Nagla Chom, a political analyst at Sahan Research, a Nairobi-based think tank, called Vazkoya’s policy proposals “humorous”.

But, he said, they are all tied to what Kenyans care about most in this election: the economy.

He says Wazakoiah’s campaign is part of something new to do in Kenya. In the past, politics has centered around tribalism. But this time, with higher inflation, fuel shortages and higher employment, the economy is the more powerful message. And even a modest candidate like Vazcoya might feel the same way.

“That’s tapping into the spirit of people who are in debt, people who are basically broke,” he said.

Chom said he doubted any of his promises would be fulfilled. But Wazakoya’s campaign points to a positive development in Kenyan politics: for the first time, he said, politicians are being forced to think about the issues Kenyans care about most.

Away from the rally, Vazcoya showed his serious side. He transformed from showman, dancing to the reggae atop a vehicle, to a lawyer defending his radical proposals.

He said medical marijuana could be sold to Israel. And if you kill some corrupt politicians, he said, you will free the country from corruption.

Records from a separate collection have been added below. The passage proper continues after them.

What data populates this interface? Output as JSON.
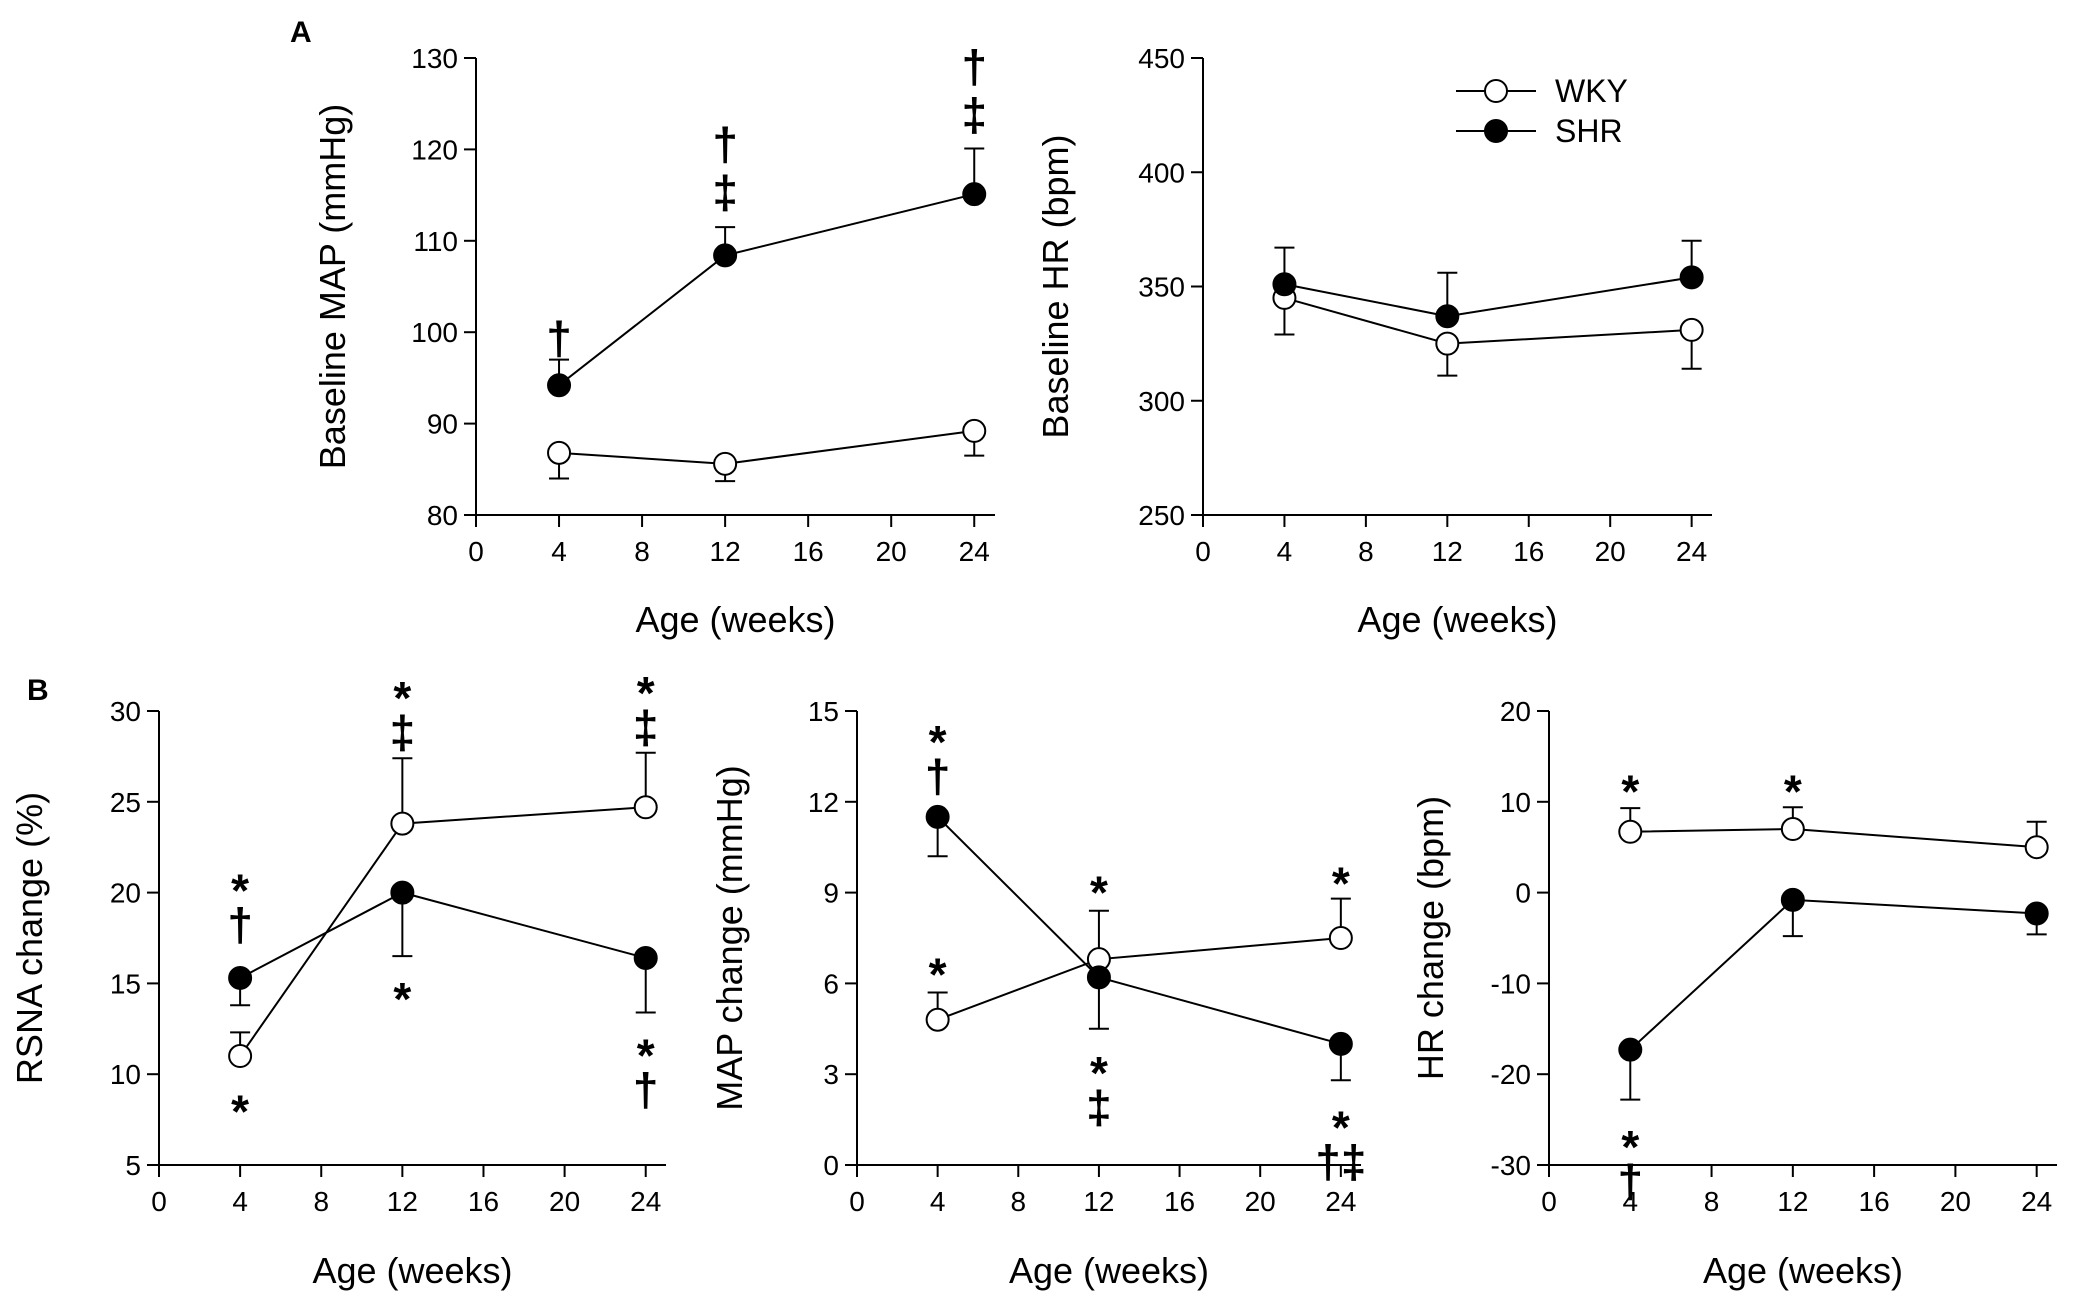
{
  "panel_labels": [
    "A",
    "B"
  ],
  "legend": {
    "wky": {
      "label": "WKY",
      "marker": "open-circle"
    },
    "shr": {
      "label": "SHR",
      "marker": "filled-circle"
    }
  },
  "colors": {
    "line": "#000000",
    "open_fill": "#ffffff",
    "filled_fill": "#000000"
  },
  "chart_data": [
    {
      "type": "line",
      "id": "A-left",
      "panel": "A",
      "ylabel": "Baseline MAP (mmHg)",
      "xlabel": "Age (weeks)",
      "xlim": [
        0,
        25
      ],
      "xticks": [
        0,
        4,
        8,
        12,
        16,
        20,
        24
      ],
      "ylim": [
        80,
        130
      ],
      "yticks": [
        80,
        90,
        100,
        110,
        120,
        130
      ],
      "x": [
        4,
        12,
        24
      ],
      "series": [
        {
          "name": "WKY",
          "values": [
            86.8,
            85.6,
            89.2
          ],
          "errors": [
            2.8,
            1.9,
            2.7
          ],
          "error_dir": "down",
          "marker": "open"
        },
        {
          "name": "SHR",
          "values": [
            94.2,
            108.4,
            115.1
          ],
          "errors": [
            2.8,
            3.1,
            5.0
          ],
          "error_dir": "up",
          "marker": "filled"
        }
      ],
      "annotations": [
        {
          "x": 4,
          "y": 96.5,
          "stack": [
            "†"
          ],
          "dir": "up"
        },
        {
          "x": 12,
          "y": 112.5,
          "stack": [
            "†",
            "‡"
          ],
          "dir": "up"
        },
        {
          "x": 24,
          "y": 121,
          "stack": [
            "†",
            "‡"
          ],
          "dir": "up"
        }
      ]
    },
    {
      "type": "line",
      "id": "A-right",
      "panel": "A",
      "ylabel": "Baseline HR (bpm)",
      "xlabel": "Age (weeks)",
      "xlim": [
        0,
        25
      ],
      "xticks": [
        0,
        4,
        8,
        12,
        16,
        20,
        24
      ],
      "ylim": [
        250,
        450
      ],
      "yticks": [
        250,
        300,
        350,
        400,
        450
      ],
      "x": [
        4,
        12,
        24
      ],
      "series": [
        {
          "name": "WKY",
          "values": [
            345,
            325,
            331
          ],
          "errors": [
            16,
            14,
            17
          ],
          "error_dir": "down",
          "marker": "open"
        },
        {
          "name": "SHR",
          "values": [
            351,
            337,
            354
          ],
          "errors": [
            16,
            19,
            16
          ],
          "error_dir": "up",
          "marker": "filled"
        }
      ],
      "annotations": [],
      "show_legend": true
    },
    {
      "type": "line",
      "id": "B-left",
      "panel": "B",
      "ylabel": "RSNA change (%)",
      "xlabel": "Age (weeks)",
      "xlim": [
        0,
        25
      ],
      "xticks": [
        0,
        4,
        8,
        12,
        16,
        20,
        24
      ],
      "ylim": [
        5,
        30
      ],
      "yticks": [
        5,
        10,
        15,
        20,
        25,
        30
      ],
      "x": [
        4,
        12,
        24
      ],
      "series": [
        {
          "name": "WKY",
          "values": [
            11.0,
            23.8,
            24.7
          ],
          "errors": [
            1.3,
            3.6,
            3.0
          ],
          "error_dir": "up",
          "marker": "open"
        },
        {
          "name": "SHR",
          "values": [
            15.3,
            20.0,
            16.4
          ],
          "errors": [
            1.5,
            3.5,
            3.0
          ],
          "error_dir": "down",
          "marker": "filled"
        }
      ],
      "annotations": [
        {
          "x": 4,
          "y": 16.8,
          "stack": [
            "*",
            "†"
          ],
          "dir": "up"
        },
        {
          "x": 4,
          "y": 10.2,
          "stack": [
            "*"
          ],
          "dir": "down"
        },
        {
          "x": 12,
          "y": 27.4,
          "stack": [
            "*",
            "‡"
          ],
          "dir": "up"
        },
        {
          "x": 12,
          "y": 16.4,
          "stack": [
            "*"
          ],
          "dir": "down"
        },
        {
          "x": 24,
          "y": 27.7,
          "stack": [
            "*",
            "‡"
          ],
          "dir": "up"
        },
        {
          "x": 24,
          "y": 13.3,
          "stack": [
            "*",
            "†"
          ],
          "dir": "down"
        }
      ]
    },
    {
      "type": "line",
      "id": "B-middle",
      "panel": "B",
      "ylabel": "MAP change (mmHg)",
      "xlabel": "Age (weeks)",
      "xlim": [
        0,
        25
      ],
      "xticks": [
        0,
        4,
        8,
        12,
        16,
        20,
        24
      ],
      "ylim": [
        0,
        15
      ],
      "yticks": [
        0,
        3,
        6,
        9,
        12,
        15
      ],
      "x": [
        4,
        12,
        24
      ],
      "series": [
        {
          "name": "WKY",
          "values": [
            4.8,
            6.8,
            7.5
          ],
          "errors": [
            0.9,
            1.6,
            1.3
          ],
          "error_dir": "up",
          "marker": "open"
        },
        {
          "name": "SHR",
          "values": [
            11.5,
            6.2,
            4.0
          ],
          "errors": [
            1.3,
            1.7,
            1.2
          ],
          "error_dir": "down",
          "marker": "filled"
        }
      ],
      "annotations": [
        {
          "x": 4,
          "y": 12.0,
          "stack": [
            "*",
            "†"
          ],
          "dir": "up"
        },
        {
          "x": 4,
          "y": 5.9,
          "stack": [
            "*"
          ],
          "dir": "up"
        },
        {
          "x": 12,
          "y": 8.6,
          "stack": [
            "*"
          ],
          "dir": "up"
        },
        {
          "x": 12,
          "y": 4.4,
          "stack": [
            "*",
            "‡"
          ],
          "dir": "down"
        },
        {
          "x": 24,
          "y": 8.9,
          "stack": [
            "*"
          ],
          "dir": "up"
        },
        {
          "x": 24,
          "y": 2.6,
          "stack": [
            "*",
            "†‡"
          ],
          "dir": "down"
        }
      ]
    },
    {
      "type": "line",
      "id": "B-right",
      "panel": "B",
      "ylabel": "HR change (bpm)",
      "xlabel": "Age (weeks)",
      "xlim": [
        0,
        25
      ],
      "xticks": [
        0,
        4,
        8,
        12,
        16,
        20,
        24
      ],
      "ylim": [
        -30,
        20
      ],
      "yticks": [
        -30,
        -20,
        -10,
        0,
        10,
        20
      ],
      "x": [
        4,
        12,
        24
      ],
      "series": [
        {
          "name": "WKY",
          "values": [
            6.7,
            7.0,
            5.0
          ],
          "errors": [
            2.6,
            2.4,
            2.8
          ],
          "error_dir": "up",
          "marker": "open"
        },
        {
          "name": "SHR",
          "values": [
            -17.3,
            -0.8,
            -2.3
          ],
          "errors": [
            5.5,
            4.0,
            2.3
          ],
          "error_dir": "down",
          "marker": "filled"
        }
      ],
      "annotations": [
        {
          "x": 4,
          "y": 9.8,
          "stack": [
            "*"
          ],
          "dir": "up"
        },
        {
          "x": 12,
          "y": 9.8,
          "stack": [
            "*"
          ],
          "dir": "up"
        },
        {
          "x": 4,
          "y": -23.5,
          "stack": [
            "*",
            "†"
          ],
          "dir": "down"
        }
      ]
    }
  ]
}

“African problems can be solved,” he said. “It’s very simple. That’s why I’m telling the president too, I’m saying [front-runner] Raila Odinga, I’m Telling [front-runner William] Wait, ‘Take back the money you stole, or I’ll kill you.'”

Wazakoiah sees a lack of industry in the country and proposes to sell dog meat to China. He looks at the weary Kenyans and proposes a four-day work week.

When asked by this reporter whether he was providing false hope to the Kenyans, with a simple answer, he sighed. He said that China and the Philippines have solved big problems, why not Kenya?

When this reporter mentioned that both of those countries had blatant human rights records, he scoffed.

“Human rights my a**,” said the human rights lawyer. “Come on. Let us liberate our country first and then do what we have to do.”

John Odiambo contributed to this report.